Durante el sexenio pasado, cuando el recrudecimiento de la violencia asociada al supuesto combate al narcotráfico obligó a personas, familias o comunidades enteras a huir de sus lugares de origen para salvar sus vidas, algunos medios de comunicación y organizaciones civiles comenzaron a documentar algunos de esos desplazamientos forzados, lo que ha contribuido a que se conozcan algunos casos.
Sin embargo, no hay información precisa sobre cuántos desplazados son en total ni dónde están, ni mucho menos en qué condiciones viven todos ellos.
Testimonio
“De ese día recuerdo muy bien toda la gente corriendo, llorando, asustados. Algunos pidiendo raite a los que tenían carro”, dice la mujer de 32 años sobre aquel 12 de enero de 2012 en el que todos los habitantes de Ocurahui, una comunidad de unas 110 casas enclavada en la región de los altos de la sierra de Sinaloa, salieron huyendo del poblado, atemorizados de que el cártel de Sinaloa, uno de los dos grupos criminales que se disputaban la zona y que durante los dos días anteriores había asesinado a cuatro personas, continuara matando gente.
“‘Por favor llévenme’”, enuncia rememorando a quienes, desesperados por no tener vehículos propios para trasladarse pedían a vecinos como ella (que poseía un automóvil pequeño) que les ayudaran a salir de aquel pueblo de 400 habitantes, que sólo cuenta con un camino de terracería y cuyo único transporte público subía cada tres días. Solidarios, quienes tenían autos iban dejando fuera sus pertenencias para dar espacio a tantas personas como fuera posible, relata.

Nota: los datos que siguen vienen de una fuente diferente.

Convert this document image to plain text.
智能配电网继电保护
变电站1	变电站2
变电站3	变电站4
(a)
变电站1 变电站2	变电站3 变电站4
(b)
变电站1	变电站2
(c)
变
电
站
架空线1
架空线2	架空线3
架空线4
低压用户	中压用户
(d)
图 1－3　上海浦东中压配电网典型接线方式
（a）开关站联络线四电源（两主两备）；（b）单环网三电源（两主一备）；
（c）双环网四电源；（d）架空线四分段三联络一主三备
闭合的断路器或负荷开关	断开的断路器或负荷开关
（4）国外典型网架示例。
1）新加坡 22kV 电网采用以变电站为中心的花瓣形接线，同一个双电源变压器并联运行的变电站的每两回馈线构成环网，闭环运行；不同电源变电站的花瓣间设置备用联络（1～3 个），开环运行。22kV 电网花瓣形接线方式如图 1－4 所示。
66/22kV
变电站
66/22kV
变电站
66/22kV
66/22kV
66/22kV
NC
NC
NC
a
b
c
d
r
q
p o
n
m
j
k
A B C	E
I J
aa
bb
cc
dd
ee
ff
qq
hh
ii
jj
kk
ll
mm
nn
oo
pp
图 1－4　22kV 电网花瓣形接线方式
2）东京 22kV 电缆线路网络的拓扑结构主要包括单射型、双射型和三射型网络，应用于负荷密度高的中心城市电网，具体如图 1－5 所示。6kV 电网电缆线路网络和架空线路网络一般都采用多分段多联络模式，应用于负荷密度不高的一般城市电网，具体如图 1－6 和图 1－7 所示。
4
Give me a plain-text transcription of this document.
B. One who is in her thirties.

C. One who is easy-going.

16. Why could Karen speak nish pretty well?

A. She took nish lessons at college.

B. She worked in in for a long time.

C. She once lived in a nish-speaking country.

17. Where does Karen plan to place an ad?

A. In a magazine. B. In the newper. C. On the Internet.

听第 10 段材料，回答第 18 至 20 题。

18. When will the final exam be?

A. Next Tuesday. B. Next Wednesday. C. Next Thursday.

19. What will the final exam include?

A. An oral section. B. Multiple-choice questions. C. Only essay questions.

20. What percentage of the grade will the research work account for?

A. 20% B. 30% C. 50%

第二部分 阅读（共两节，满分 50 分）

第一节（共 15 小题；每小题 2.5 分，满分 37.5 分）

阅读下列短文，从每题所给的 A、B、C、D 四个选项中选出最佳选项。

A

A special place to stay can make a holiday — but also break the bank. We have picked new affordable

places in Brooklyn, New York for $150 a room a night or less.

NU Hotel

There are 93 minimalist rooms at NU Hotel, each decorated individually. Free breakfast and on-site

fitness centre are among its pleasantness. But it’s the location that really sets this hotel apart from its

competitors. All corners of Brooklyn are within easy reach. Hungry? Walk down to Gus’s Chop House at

“‘Dígales a todos que nadie se quede’”, suelta como recuerdo de aquéllas voces de organizadores anónimos que, en medio de la confusión y las prisas, se esmeraban porque no se perdiera el control, porque nadie quedara rezagado, porque todos pudieran salir de ese pueblo en el que dos noches antes personas armadas habían asesinado a uno de sus vecinos y apenas la noche anterior habían matado a tres integrantes de una familia, dejando vivos sólo a un niño de ocho años y a un bebé de aproximadamente un año de edad.
“Como en la noche se escucharon las balaceras, todo mundo no dormimos de miedo, pero no supimos hasta el otro día en la mañana, que se atrevieron a salir los vecinos que vivían más cerca, ya se dieron cuenta. Entonces se empezó a correr el rumor de que uno de los grupos venía, y decían que iban a quemar el rancho, que se saliera el que pudiera porque al que encontraran lo iban a matar”, continúa el relato de María, al otro lado de un teléfono desde algún lugar de Guamúchil, Sinaloa. Por seguridad y temor al estigma, pide no publicar su nombre real.
“[Hubo] mucho temor, mucho miedo, mucha tristeza por los cuerpos que se quedaron ahí tirados, que realmente no tuvimos el valor de irlos a levantar, por miedo realmente, porque lo que queríamos era salir, y salvar nuestras vidas y las de nuestras familias”, confiesa.
Ese 12 de enero de 2012, en Mazatlán –a unos 340 kilómetros de donde toda una comunidad del municipio de Sinaloa de Leyva huía por el temor de sus habitantes de ser asesinados– el Gobernador de Sinaloa, Mario López Valdez, presumía que los delitos en la entidad habían disminuido 16 por ciento con relación al año anterior.